The Head of the Lithuanian Literature Department at VMU, Assoc. Dr Dalia Kuizinienė, noticed that a lot of important research in the field of the Lithuanian diaspora had been carried out over the past 25 years. However, she noted that there are still quite a few holes and gaps remaining. She agreed with Assoc. Dr Žydronė Kolevinskienė, dean of Lithuanian Philology Faculty at the University of Educational Sciences that not a lot has been done to research the most recent Lithuanian emigrant literature, Lithuanian foreign press, as well as theatre and visual arts.

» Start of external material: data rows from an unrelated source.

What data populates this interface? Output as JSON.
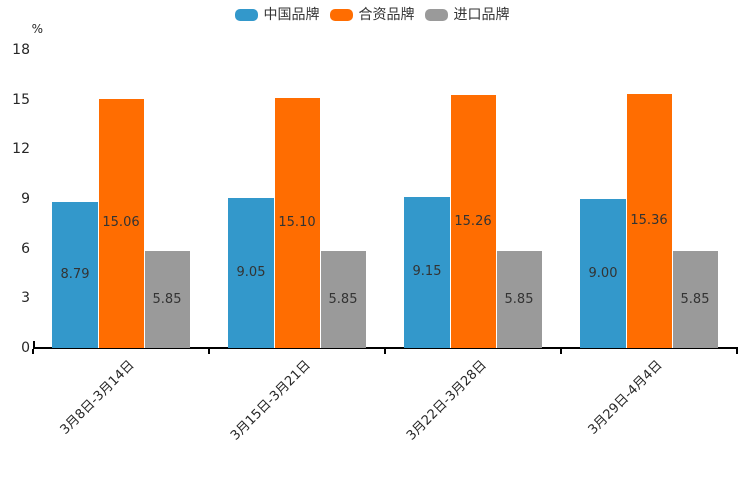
{
  "chart_data": {
    "type": "bar",
    "title": "",
    "ylabel": "%",
    "xlabel": "",
    "ylim": [
      0,
      18
    ],
    "yticks": [
      0,
      3,
      6,
      9,
      12,
      15,
      18
    ],
    "grid": false,
    "legend_position": "top",
    "value_labels": "inside-center, 2 decimals",
    "categories": [
      "3月8日-3月14日",
      "3月15日-3月21日",
      "3月22日-3月28日",
      "3月29日-4月4日"
    ],
    "series": [
      {
        "name": "中国品牌",
        "color": "#3398CB",
        "values": [
          8.79,
          9.05,
          9.15,
          9.0
        ]
      },
      {
        "name": "合资品牌",
        "color": "#FF6D01",
        "values": [
          15.06,
          15.1,
          15.26,
          15.36
        ]
      },
      {
        "name": "进口品牌",
        "color": "#9A9A9A",
        "values": [
          5.85,
          5.85,
          5.85,
          5.85
        ]
      }
    ]
  },
  "colors": {
    "axis": "#000000",
    "tick_text": "#262626",
    "value_text": "#333333",
    "background": "#ffffff"
  }
}
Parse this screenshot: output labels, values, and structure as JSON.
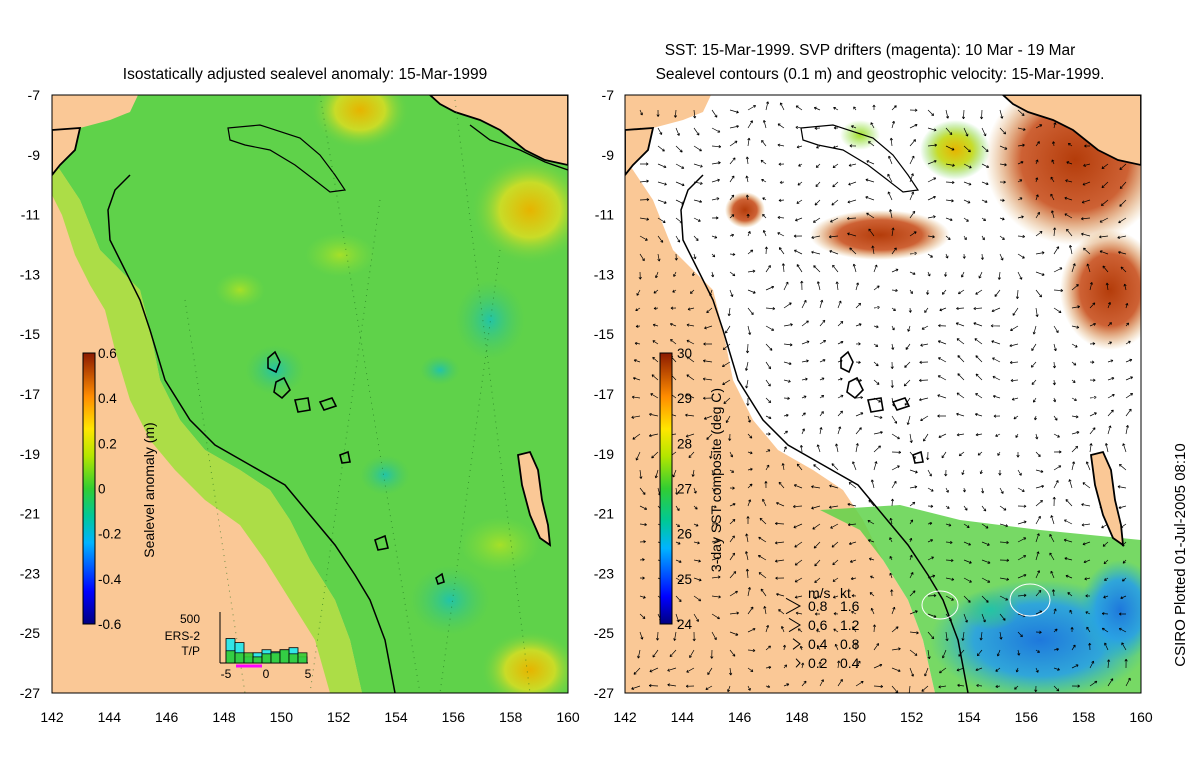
{
  "left_panel": {
    "title": "Isostatically adjusted sealevel anomaly: 15-Mar-1999",
    "colorbar": {
      "label": "Sealevel anomaly (m)",
      "ticks": [
        "0.6",
        "0.4",
        "0.2",
        "0",
        "-0.2",
        "-0.4",
        "-0.6"
      ]
    },
    "inset": {
      "ymax_label": "500",
      "x_ticks": [
        "-5",
        "0",
        "5"
      ],
      "legend": [
        {
          "label": "ERS-2",
          "color": "#33e6e6"
        },
        {
          "label": "T/P",
          "color": "#33cc33"
        }
      ],
      "ers2_counts": [
        240,
        200,
        60,
        100,
        130,
        110,
        130,
        150,
        60
      ],
      "tp_counts": [
        120,
        100,
        100,
        60,
        90,
        100,
        130,
        90,
        100
      ]
    }
  },
  "right_panel": {
    "title_line1": "SST: 15-Mar-1999. SVP drifters (magenta): 10 Mar - 19 Mar",
    "title_line2": "Sealevel contours (0.1 m) and geostrophic velocity: 15-Mar-1999.",
    "colorbar": {
      "label": "3-day SST composite (deg C)",
      "ticks": [
        "30",
        "29",
        "28",
        "27",
        "26",
        "25",
        "24"
      ]
    },
    "velocity_key": {
      "header_ms": "m/s",
      "header_kt": "kt",
      "rows": [
        {
          "ms": "0.8",
          "kt": "1.6"
        },
        {
          "ms": "0.6",
          "kt": "1.2"
        },
        {
          "ms": "0.4",
          "kt": "0.8"
        },
        {
          "ms": "0.2",
          "kt": "0.4"
        }
      ]
    }
  },
  "axes": {
    "lat_ticks": [
      "-7",
      "-9",
      "-11",
      "-13",
      "-15",
      "-17",
      "-19",
      "-21",
      "-23",
      "-25",
      "-27"
    ],
    "lon_ticks": [
      "142",
      "144",
      "146",
      "148",
      "150",
      "152",
      "154",
      "156",
      "158",
      "160"
    ]
  },
  "credit": "CSIRO Plotted 01-Jul-2005 08:10",
  "colors": {
    "land": "#fac896",
    "ocean_green": "#5fd24a",
    "coast": "#000000"
  }
}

At the end of the seminar, a book presentation, The nostalgia and mimicry: Lithuanian and Latvian post-war diaspora novels by Laura Laurušaitė (Vilnius: Institute of Lithuanian Literature and Folklore), took place. Guests, Dr Manfredas Žvirgždas, Assoc. Dr Kuizinienė and Dr Čičelis, stressed the novelty of the book, especially the methodological tools, comparative and postcolonial perspectives, and their successful adaptation for Lithuanian and Latvian emigrant novels. The author of the monograph noted that one of her main objectives while writing the book was to introduce Lithuanian readers to a rich Latvian diaspora prose, especially bearing in mind that not a single work from more than 400 Latvian diaspora novels published in post-war is available in Lithuanian language.